What this means for you:
From November 5th, 2018 through February 3rd, 2019 you can still access your previous purchases through https://imagecomics.com. We recommend that you download and save your purchases at your earliest convenience before February 3rd, 2019.
Future titles will be available for purchase through our other digital vendor partners, and DRM-free versions through other services that offer it, like comiXology.
I’d also be a little surprised if this decision was made in response to fears of comics piracy. Image is visibly confident in sharing their comics across platforms, whether it’s Comixology Unlimited, Hoopla Digital, or even their willingness to provide advance review copies to press (after all, we must all be weary of any club that would stoop to having me as a member!).
Plus, when you consider the insane prevalence of pirated comics, there are much more pressing concerns than purchased books possibly ending up in states of misuse.
Given all that, my theory is that the offering through the Image store simply cost more than it was worth to maintain.

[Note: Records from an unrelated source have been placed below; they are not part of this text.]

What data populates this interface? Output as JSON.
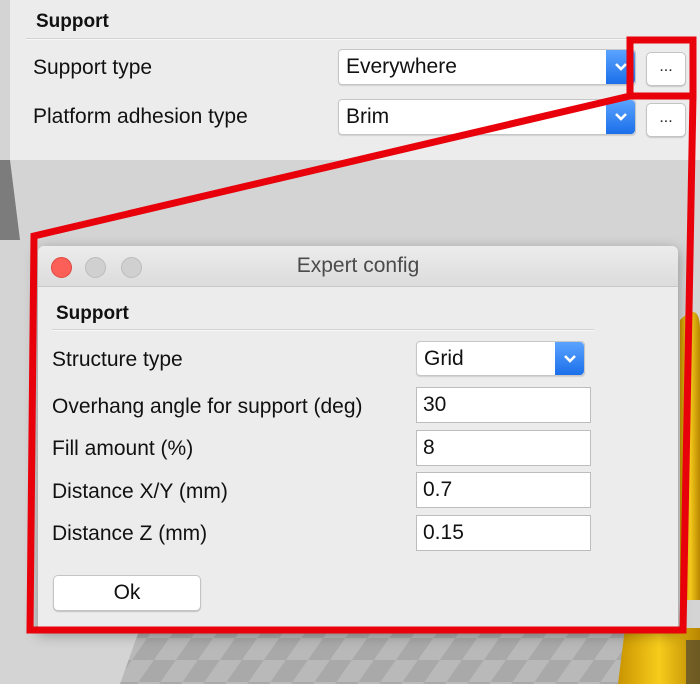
{
  "settings_panel": {
    "section_title": "Support",
    "rows": [
      {
        "label": "Support type",
        "value": "Everywhere",
        "button": "..."
      },
      {
        "label": "Platform adhesion type",
        "value": "Brim",
        "button": "..."
      }
    ]
  },
  "dialog": {
    "title": "Expert config",
    "section_title": "Support",
    "structure_type": {
      "label": "Structure type",
      "value": "Grid"
    },
    "fields": [
      {
        "label": "Overhang angle for support (deg)",
        "value": "30"
      },
      {
        "label": "Fill amount (%)",
        "value": "8"
      },
      {
        "label": "Distance X/Y (mm)",
        "value": "0.7"
      },
      {
        "label": "Distance Z (mm)",
        "value": "0.15"
      }
    ],
    "ok_label": "Ok"
  },
  "colors": {
    "callout": "#e8000b",
    "select_accent": "#2a7df0",
    "traffic_close": "#fc5f57",
    "traffic_inactive": "#d0d0d0",
    "model_yellow": "#e8b400"
  }
}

Each issue was offered in the format variations of cbz, cbr, pdf, and ePub (which I am still convinced is entirely fictional). Way back when, the drm-free availability of Image titles, coupled with their insane 50% off Holiday sales, led me to explore the best ways to read drm-free comics. Now, it’s mere window dressing.
For nostalgia’s sake, I’m a little disappointed to see the offering go. That said, the purchase behavior isn’t as necessary as it once felt.
LOVE OF THE WEEK
My love is a bit counter-intuitive this week, but it’s the rewarding experience of being proven wrong about a piece of art. In this case, the learning came from a reread of Isola an Image comics series by Gotham Academy creators Brenden Fletcher and Karl Kerschl, alongside crucial colorist Msassyk.

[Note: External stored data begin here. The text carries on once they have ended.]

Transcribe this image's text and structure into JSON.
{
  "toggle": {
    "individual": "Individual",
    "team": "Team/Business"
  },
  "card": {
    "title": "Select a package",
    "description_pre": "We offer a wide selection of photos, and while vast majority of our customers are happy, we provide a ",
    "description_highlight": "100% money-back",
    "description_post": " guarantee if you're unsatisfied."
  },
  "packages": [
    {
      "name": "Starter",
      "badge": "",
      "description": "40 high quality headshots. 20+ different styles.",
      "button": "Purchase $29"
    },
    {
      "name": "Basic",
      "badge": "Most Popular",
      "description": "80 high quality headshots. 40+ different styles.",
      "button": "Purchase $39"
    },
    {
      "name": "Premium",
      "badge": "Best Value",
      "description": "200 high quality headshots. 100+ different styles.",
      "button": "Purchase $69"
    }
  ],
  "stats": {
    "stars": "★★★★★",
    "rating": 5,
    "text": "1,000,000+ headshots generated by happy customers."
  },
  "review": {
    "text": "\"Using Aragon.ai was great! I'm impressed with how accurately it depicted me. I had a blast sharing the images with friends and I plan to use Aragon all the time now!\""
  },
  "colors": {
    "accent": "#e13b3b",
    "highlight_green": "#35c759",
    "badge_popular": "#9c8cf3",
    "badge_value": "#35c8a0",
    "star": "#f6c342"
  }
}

Not that I’m eagerly looking for opportunities to admit I’m wrong (hang on, my wife keeps repeating “Yeah, I’ll say” and I can’t get her to stop), but there is a lot of value in reappraising material that may have been prematurely written off. I’d never be a fan of All Star Superman (or most Grant Morrison comics for that matter) if I hadn’t returned to the source material with new perspectives, new backgrounds, and an open mind.
After good buzz, I gave single issues of Isola as released, but was generally underwhelmed. I could tell Kerschl and Msassyk’s art was popping off the page like little else I was reading, but the narrative just didn’t pull me in. I find myself in a semi-endless (privelaged) state of keeping up with comics these days, and it’s difficult to pause and let a book I’m not loving really sink in. Isola suffered as a result – quickly, it was off my pull list.
In the case of The Abominable Charles Christopher, I realized how much storytelling Kerschl was able to do with limited (or no) dialogue, which is crucial to enjoyment of Isola. Fletcher’s prose is deliberately restrained throughout.
This atmospheric intimacy synchronized perfectly with my experience playing through Shadow of Colossus for the first time, a game famously marked by quiet sensual discovery followed by explosions of thunderous action.
In short, Isola is not for the impatient, and that’s exactly what I was upon my first reading. I still have doubts about the narrative, but the feel of this comic, with Kerschl and Msassyk’s impossibly gorgeous landscapes and creatures, is something to behold. Well worth a read – or two!